In a visionary but totally wrong-headed move, the fledgling Nordic ski industry declared that, “If you can walk, you can cross-country ski.”

Jonathan Wiesel (Forbes, Dec. 18 2020)

Another way the industry tried to play itself off existing recreational infrastructure was to advocate using golf courses for ski touring during the winter. As a business matter this was a smart use of fallow recreational areas. In places where the golf course is transformed with groomed trails in winter, it’s great for training and practice: Theodore Wirth park in Minneapolis and Weston ski track outside Boston are two terrific examples. But as a nature-enjoyment activity, skiing on golf courses is kind of boring.

The notion of cross-country skiing as an alternative winter activity fits into bygone days of the 1960s and ‘leisure time sports’. The appeal to fitness is just as bougie in the assumption people have time and money to choose a sport just for workout benefits. In either case it’s an appeal to people with access and time. And despite the USA’s recent successes in international competition, having athletes find an entry point to XC skiing by timely coincidence doesn’t seem like a sustainable development pipeline.

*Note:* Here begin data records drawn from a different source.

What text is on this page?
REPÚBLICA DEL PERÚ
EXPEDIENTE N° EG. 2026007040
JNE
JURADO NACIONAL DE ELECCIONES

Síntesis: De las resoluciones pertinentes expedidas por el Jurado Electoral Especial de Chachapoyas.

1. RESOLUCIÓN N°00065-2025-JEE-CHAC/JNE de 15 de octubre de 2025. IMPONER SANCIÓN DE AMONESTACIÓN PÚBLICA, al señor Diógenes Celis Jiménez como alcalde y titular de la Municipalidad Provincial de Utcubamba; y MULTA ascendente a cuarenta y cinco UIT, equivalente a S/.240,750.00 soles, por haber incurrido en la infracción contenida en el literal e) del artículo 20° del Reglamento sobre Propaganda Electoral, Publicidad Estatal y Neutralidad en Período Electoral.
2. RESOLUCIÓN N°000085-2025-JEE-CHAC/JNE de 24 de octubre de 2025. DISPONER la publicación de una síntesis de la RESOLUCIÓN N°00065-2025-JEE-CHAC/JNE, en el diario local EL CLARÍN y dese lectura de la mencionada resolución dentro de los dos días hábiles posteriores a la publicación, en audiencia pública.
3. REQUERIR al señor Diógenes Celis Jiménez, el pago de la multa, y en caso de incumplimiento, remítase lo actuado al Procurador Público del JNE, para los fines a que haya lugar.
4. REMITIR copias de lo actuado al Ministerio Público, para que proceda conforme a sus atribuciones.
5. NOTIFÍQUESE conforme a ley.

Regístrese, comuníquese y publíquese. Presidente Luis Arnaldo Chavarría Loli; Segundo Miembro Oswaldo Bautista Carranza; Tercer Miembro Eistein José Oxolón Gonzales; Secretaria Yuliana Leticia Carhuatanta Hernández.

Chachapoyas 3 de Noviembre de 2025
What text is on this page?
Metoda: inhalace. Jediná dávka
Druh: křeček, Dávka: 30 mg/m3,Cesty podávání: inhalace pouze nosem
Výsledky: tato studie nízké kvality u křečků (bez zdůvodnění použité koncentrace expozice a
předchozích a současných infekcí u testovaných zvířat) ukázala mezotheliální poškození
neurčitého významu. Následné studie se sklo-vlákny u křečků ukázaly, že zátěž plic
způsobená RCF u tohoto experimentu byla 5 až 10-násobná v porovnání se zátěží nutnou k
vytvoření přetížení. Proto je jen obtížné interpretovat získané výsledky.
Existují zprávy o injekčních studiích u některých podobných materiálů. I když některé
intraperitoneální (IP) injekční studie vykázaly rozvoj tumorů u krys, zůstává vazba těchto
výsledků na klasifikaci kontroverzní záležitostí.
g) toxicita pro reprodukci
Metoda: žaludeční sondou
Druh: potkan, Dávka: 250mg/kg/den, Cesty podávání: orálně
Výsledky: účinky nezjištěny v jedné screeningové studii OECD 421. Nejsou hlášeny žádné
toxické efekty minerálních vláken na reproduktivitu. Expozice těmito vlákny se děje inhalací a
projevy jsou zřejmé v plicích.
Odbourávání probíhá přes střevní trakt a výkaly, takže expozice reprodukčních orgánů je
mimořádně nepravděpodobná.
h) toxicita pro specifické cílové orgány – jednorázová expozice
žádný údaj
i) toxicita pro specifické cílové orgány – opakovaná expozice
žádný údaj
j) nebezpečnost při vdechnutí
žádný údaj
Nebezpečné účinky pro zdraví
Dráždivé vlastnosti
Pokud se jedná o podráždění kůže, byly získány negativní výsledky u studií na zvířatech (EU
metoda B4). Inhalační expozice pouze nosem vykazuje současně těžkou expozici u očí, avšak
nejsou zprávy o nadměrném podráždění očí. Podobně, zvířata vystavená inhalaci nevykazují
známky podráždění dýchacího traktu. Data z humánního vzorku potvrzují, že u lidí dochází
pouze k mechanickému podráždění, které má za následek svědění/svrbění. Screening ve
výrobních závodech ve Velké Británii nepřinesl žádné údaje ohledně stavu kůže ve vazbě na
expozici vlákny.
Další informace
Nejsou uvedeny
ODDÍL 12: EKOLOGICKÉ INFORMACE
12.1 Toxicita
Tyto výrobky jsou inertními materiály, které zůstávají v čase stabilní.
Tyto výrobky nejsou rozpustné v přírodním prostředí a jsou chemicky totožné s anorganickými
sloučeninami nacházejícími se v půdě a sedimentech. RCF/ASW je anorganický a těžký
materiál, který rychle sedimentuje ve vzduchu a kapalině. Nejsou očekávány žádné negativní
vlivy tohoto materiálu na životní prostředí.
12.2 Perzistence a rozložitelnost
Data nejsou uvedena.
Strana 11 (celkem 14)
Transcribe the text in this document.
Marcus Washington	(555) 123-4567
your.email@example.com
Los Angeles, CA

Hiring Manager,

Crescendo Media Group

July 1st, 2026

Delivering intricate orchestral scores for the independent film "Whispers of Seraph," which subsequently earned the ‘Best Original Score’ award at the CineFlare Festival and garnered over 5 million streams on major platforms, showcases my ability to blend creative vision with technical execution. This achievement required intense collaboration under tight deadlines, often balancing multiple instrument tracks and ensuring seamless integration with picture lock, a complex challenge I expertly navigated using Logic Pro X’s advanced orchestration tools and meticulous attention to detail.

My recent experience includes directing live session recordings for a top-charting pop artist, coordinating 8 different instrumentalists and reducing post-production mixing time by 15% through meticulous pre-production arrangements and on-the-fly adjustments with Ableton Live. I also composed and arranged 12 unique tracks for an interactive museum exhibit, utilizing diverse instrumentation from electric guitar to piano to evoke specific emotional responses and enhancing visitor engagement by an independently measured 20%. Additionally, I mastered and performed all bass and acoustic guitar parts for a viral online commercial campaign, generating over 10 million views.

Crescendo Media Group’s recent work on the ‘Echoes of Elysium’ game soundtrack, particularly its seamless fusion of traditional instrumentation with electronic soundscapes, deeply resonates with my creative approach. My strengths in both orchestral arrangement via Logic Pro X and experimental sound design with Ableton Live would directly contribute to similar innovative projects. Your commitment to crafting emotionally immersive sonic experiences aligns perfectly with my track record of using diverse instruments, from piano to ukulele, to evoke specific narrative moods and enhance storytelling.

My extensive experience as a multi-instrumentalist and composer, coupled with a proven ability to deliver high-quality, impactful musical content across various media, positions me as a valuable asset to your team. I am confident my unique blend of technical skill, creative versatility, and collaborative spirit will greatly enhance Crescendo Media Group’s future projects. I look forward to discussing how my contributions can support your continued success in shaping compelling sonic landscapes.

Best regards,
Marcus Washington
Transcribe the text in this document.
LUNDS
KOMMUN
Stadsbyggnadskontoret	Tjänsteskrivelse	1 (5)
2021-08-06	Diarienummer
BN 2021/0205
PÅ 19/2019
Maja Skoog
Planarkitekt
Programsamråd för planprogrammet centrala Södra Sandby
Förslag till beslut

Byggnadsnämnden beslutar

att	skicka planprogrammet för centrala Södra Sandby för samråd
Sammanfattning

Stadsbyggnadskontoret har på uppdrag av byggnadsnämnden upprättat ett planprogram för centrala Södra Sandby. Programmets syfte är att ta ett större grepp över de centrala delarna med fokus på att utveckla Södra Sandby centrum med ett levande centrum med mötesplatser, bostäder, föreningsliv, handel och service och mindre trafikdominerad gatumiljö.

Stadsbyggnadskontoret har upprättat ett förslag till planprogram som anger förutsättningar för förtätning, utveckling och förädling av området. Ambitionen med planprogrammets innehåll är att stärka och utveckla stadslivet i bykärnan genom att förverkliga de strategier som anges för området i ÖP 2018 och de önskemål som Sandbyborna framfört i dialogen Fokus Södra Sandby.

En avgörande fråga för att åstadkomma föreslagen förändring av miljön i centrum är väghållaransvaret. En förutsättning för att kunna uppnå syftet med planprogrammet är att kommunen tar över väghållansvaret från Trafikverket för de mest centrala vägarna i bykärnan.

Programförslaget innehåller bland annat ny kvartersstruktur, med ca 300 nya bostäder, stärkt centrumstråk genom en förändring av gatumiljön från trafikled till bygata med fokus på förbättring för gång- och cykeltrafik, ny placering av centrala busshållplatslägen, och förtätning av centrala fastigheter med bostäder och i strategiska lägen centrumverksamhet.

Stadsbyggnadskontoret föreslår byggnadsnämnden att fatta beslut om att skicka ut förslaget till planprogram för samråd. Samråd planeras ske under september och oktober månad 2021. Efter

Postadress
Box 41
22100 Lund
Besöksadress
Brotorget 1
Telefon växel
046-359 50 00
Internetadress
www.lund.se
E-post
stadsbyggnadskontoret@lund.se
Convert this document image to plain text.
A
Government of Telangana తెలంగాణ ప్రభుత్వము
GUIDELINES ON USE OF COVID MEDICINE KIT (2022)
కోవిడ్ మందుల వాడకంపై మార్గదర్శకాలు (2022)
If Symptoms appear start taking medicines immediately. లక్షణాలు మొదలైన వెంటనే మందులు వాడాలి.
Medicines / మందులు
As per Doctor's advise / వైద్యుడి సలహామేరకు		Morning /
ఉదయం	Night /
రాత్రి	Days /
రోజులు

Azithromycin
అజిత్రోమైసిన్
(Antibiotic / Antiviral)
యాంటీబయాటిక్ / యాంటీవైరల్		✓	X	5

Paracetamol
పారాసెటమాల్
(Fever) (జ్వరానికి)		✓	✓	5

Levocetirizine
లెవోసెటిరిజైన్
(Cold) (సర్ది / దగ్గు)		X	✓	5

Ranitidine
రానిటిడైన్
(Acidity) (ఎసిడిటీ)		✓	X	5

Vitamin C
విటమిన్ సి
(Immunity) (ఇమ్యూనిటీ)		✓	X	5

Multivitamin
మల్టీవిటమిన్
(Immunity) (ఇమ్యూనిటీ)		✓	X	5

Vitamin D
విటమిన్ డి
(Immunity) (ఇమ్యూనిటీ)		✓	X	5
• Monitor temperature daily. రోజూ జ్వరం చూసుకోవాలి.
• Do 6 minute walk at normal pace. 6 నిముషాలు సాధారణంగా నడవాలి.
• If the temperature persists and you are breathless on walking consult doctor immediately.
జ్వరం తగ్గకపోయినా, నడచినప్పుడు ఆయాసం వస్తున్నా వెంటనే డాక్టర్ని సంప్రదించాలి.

In what may be part of a one-off pandemic-driven surge in getting outdoors, via OZY comes an article about a resurgence of interest in cross-country skiing in Ohio, Indiana, and southern Pennsylvania. One passage quotes the president of the Pennsylvania Cross Country Skiers Association saying: “There are shops that are selling cross-country ski packages right now that haven’t sold cross-country skis for years. They think that people are going to be wanting to get out on the trails and golf courses and in their neighborhoods.”

According to the article, reasons for renewed interest range from parents wanting their children to go outside in a safe and socially-distanced way, to ski clubs that have had to refocus on skiing locally rather than travel across states to a resort destination.

Catherine Curley, who teaches kids ages 5 to 18 cross-country skiing through the Hilltoppers XC ski club outside Cleveland, says three times as many people have signed up this winter compared to pre-pandemic times.

“Cross-Country Skiing Finds a New Home: The Industrial Midwest”, OZY Jan. 5 2021

Seems to me there’s a mismatch between what could be done to promote Nordic skiing in various localities and the capabilities of the XC ski industry and probably some clubs for growing or sustaining their operations. The crux lies in the equation of snow+place=skiing. Our small ecosystem of activity, business, and desire relies on coincidence. If pandemic winter awakens interest in cross-country skiing, what happens when that’s over?

The old idea of ‘if you can walk you can ski’ has outlived its usefulness. But it may also be that people have to rise over a threshold in order to appreciate XC skiing as an activity. We know that reliable snowfalls are likely to become less so, and it’s expensive to make snow. For enough people to want to ski that they’ll visit manmade snow next to brown grass, cross-country skiing itself has to have inherent value, a reason for being beyond ‘the alternative winter activity’.

Along with rowing or canoeing, bike riding, and even surfing, cross-country skiing is based on simple tech and technique to leverage physics for self-propulsion. Like those other sports it has many variants. Skis are categorically as old as the earliest boats- two ways people developed to cross expanses of water. In talking about this niche sport, maybe the starting point is: why should it be any less relevant or enjoyable than rowing a canoe?

More to come? Maybe. Thanks for reading.